Since its entry into force, Regulation (EC) No 391/2009 has been amended periodically to reflect evolving maritime safety needs and standards.(2) Amended by Commission Implementing Regulation (EU) No 1355/2014 of 17 December 2014 amending Regulation (EC) No 391/2009 with regard to the adoption by the International Maritime Organization (IMO) of certain Codes and related amendments to certain conventions and protocols, in OJ L 365/82, 19 December 2014, https://eur-lex.europa.eu/legal-content/en/ALL/?uri=CELEX%3A32014R1355; Successive amendments did not affect the provisions under examination in this article. Together with Directive 2009/15/EC, these form the primary legal framework for ROs in the EU.(3) Directive 2009/15/EC of the European Parliament and of the Council of 23 April 2009 on common rules and standards for ship inspection and survey organisations and for the relevant activities of maritime administrations in OJ L 131/47, 28 May 2009. [Consolidated version],https://eur-lex.europa.eu/legal-content/EN/TXT/?uri=CELEX%3A02009L0015-20190726
When the earliest versions of these rules were proposed on the back of serious maritime incidents (in the form of directives in 1994), their objective was the improvement of maritime safety regulation throughout the EU and beyond. The current version of Article 10 (1) did not form part of the European Commission’s original proposal in 2005. The Commission’s draft recast the concept from the earlier directive on EU ROs and, at the outset, only hinted that “mutual recognition of class certificates should be considered” as a future possibility, but it did not impose outright obligations in this respect. The push for mutual recognition emerged during the Council’s first reading in 2008, reflecting an acknowledgment by the EU legislators that EU ROs could play a crucial role in strengthening safety regimes.(4) For a comprehensive analysis of the historical and political background of Regulation (EC) No 391/2009 and the interplay between EU and international rule-development in the field, see Djønne, K. cit. above.

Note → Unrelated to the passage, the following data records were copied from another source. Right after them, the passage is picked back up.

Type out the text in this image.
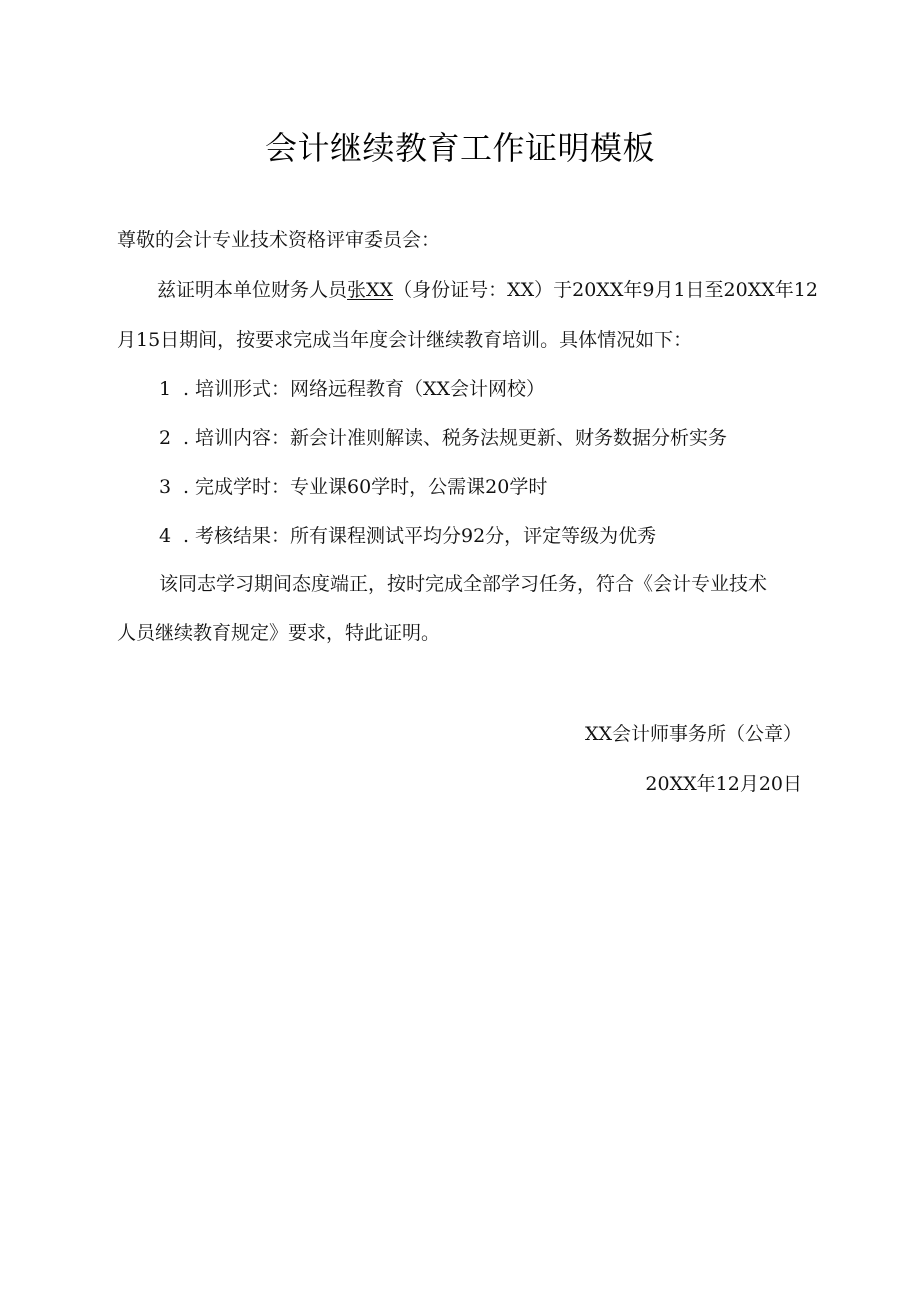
会计继续教育工作证明模板
尊敬的会计专业技术资格评审委员会：
兹证明本单位财务人员张XX（身份证号：XX）于20XX年9月1日至20XX年12
月15日期间，按要求完成当年度会计继续教育培训。具体情况如下：
1 . 培训形式：网络远程教育（XX会计网校）
2 . 培训内容：新会计准则解读、税务法规更新、财务数据分析实务
3 . 完成学时：专业课60学时，公需课20学时
4 . 考核结果：所有课程测试平均分92分，评定等级为优秀
该同志学习期间态度端正，按时完成全部学习任务，符合《会计专业技术
人员继续教育规定》要求，特此证明。
XX会计师事务所（公章）
20XX年12月20日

The fact that Article 10(1) was only introduced fairly late in the legislative process for Regulation (EC) No 391/2009 – being added by the European Commission in its proposal to the Council – meant that it emerged in this context as a “standalone” provision centred on harmonisation, rather than direct safety requirements.(5) It is worth recalling that Regulation (EC) No 391/2009 is itself an amended version of a directive with similar purposes, reflecting the evolution of EU maritime safety legislation. As a matter of fact, Article 10 was in its entirety added to Regulation (EC) No 391/2009 at a later stage of the legislative process (in the Commission’s proposal to the Council) not having been part of any earlier versions of legislation, mainly intended to address the role and responsibilities of ROs in the EU. For an in depth chronology, see Djønne, K. cit. above, pp170-173. Its inclusion marked a shift in focus: rather than prescribing direct safety obligations, it established conditions under which EU ROs could mutually recognise class certificates. This made it a standalone provision within the Regulation, designed to foster regulatory convergence, while maintaining safety as the overriding imperative.(6) This is acknowledged in Reg. 391/2009, Recital 17. This late-stage addition signified that Article 10(1) first appeared in the legislative text at a relatively advanced phase of negotiations, rather than being a well-debated element from the start, meaning that the specific obligation to harmonise and mutually recognise class certificates received less targeted scrutiny and impact assessment ex ante than other provisions. The way in which the provision was included illustrates the regulatory tension between the EU’s internal market objectives promoted by the European Commission and the Member States' insistence on preserving safety autonomy in ship classification. The European Parliament and Council ultimately accepted Article 10(1) during conciliation in early 2009, as part of a broader political compromise on Regulation (EC) No 391/2009 and the third maritime safety package.
Nevertheless, Regulation (EC) No 391/2009 points to several interrelated factors that influenced its adoption. These included: (i) the need to strengthen and harmonise the system of ship inspection and certification within the EU; (ii) a policy objective of ensuring that ROs could operate within the then Community, while maintaining equal levels of safety and environmental protection; and (iii) the overarching goal of enhancing the safety of ships and preventing pollution, as reflected in the minimum criteria for recognition (of EU ROs).(7) Reg. 391/2009, Recital 3. The debates that took place at the time underscore the EU’s focus on heightened safety standards and improved flag State compliance through robust classification criteria.(8) See Djønne, K. cit. above, pp118-120, confirming this understanding from a historical perspective. Hence, when we now look at the contemporary views, while market efficiency played a role, the main motivation for adopting mutual recognition was predominantly the idea that this could be a factor in a strengthened safety regime.